For much of the time, different members of the band were working in three different rooms on different songs, while Garvey was in a fourth room finishing lyrics. “It was like a sound factory,” he says.

Then the final phase involved moving south, to complete the album at the Dairy in Brixton, Hillier’s own stomping ground.

When the band listened back to Cast of Thousands it wasn’t the album any of them had expected to make at the beginning of the process.

“We threw everything at the wall and what stuck wasn’t necessarily the things we anticipated,” explains Guy.

The result is that the LP is an album of breathtaking diversity, and yet with an overall cohesion that makes it almost invidious to pick out individual tracks.

Yet each song has its own story.

Grace Under Pressure was written in Mull. “Maybe it was because we were staying in a church.
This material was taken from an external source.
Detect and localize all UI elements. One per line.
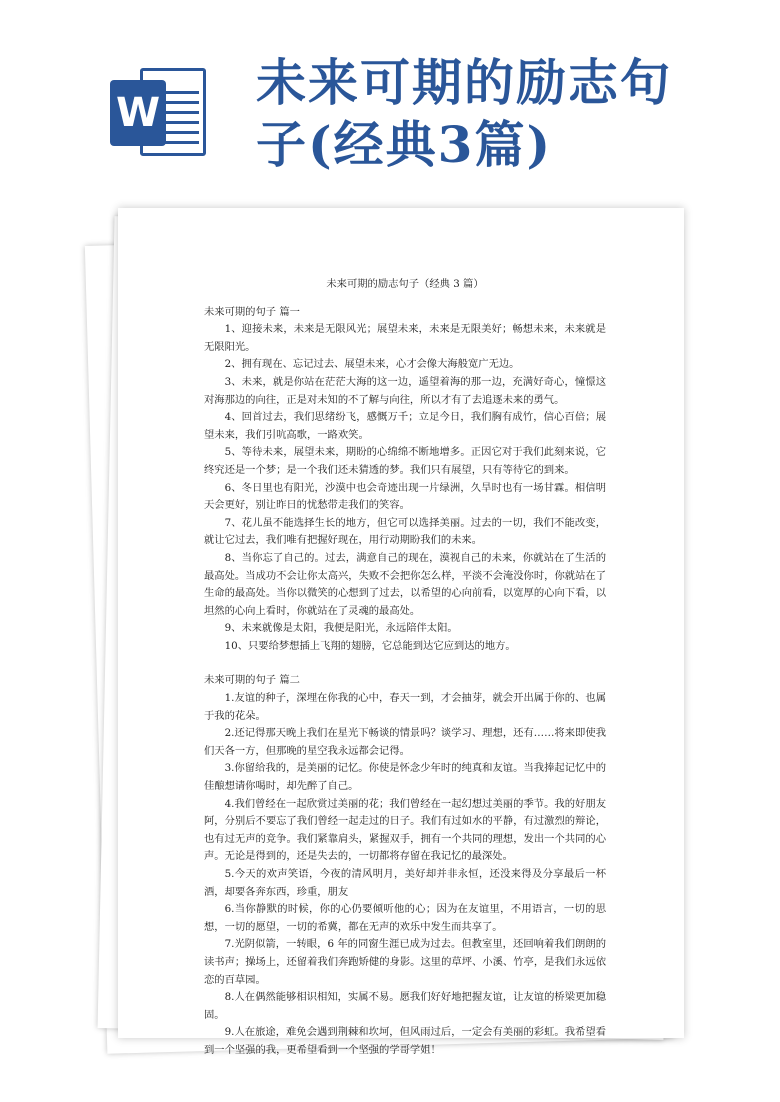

But we always knew the song demanded a gospel choir,” says Garvey. The extraordinary drum sound on the track is also indicative of the elbow approach. “They were cut up from a jam and edited. But that’s not how we like to work, so Jupp then learned to play it live.”

On Ribcage, Hillier came up with the idea of attaching a small contact mike to Garvey’s throat. “It’s really strange because you don’t hear any of the syllables We reckon it’s the first pre-tongue vocal ever recorded,” the singer says.

I’ve Got Your Number (originally called Lovely Bit Of Veg), was inspired by a passage on Jimi Hendrix’s Electric Ladyland album. “We’re proud of our influences so I’m happy to say that,” Garvey notes. “Then I gave it a really nasty lyric.It’s about a complete fucker.”

Snooks – a reference to the blind New Orleans blues singer, Snooks Eaglin – is sub-titled Progress Report, for it maps out what as happened to Elbow since the last album. “We got into fishing and Jupp had a baby, the first one of us. So we’re all feeling more grown up and getting proper lives,” Garvey says.

Fugitive Motel is about the long-distance love affairs which several of the band have been forced to conduct over the last couple of years and was inspired by a stay in a motel in Austin, Texas.

“It was right by the freeway with a dirty little swimming pool and you just know people who have committed crimes were staying there,” Garvey recalls. “The influence of travel on the songs is strong because between the first and second records we saw the world for the first time.”

Seeing the world. Topping that. Doing it again. And doing it better, you might say. Which with Cast of Thousands is exactly what elbow have just gone and done.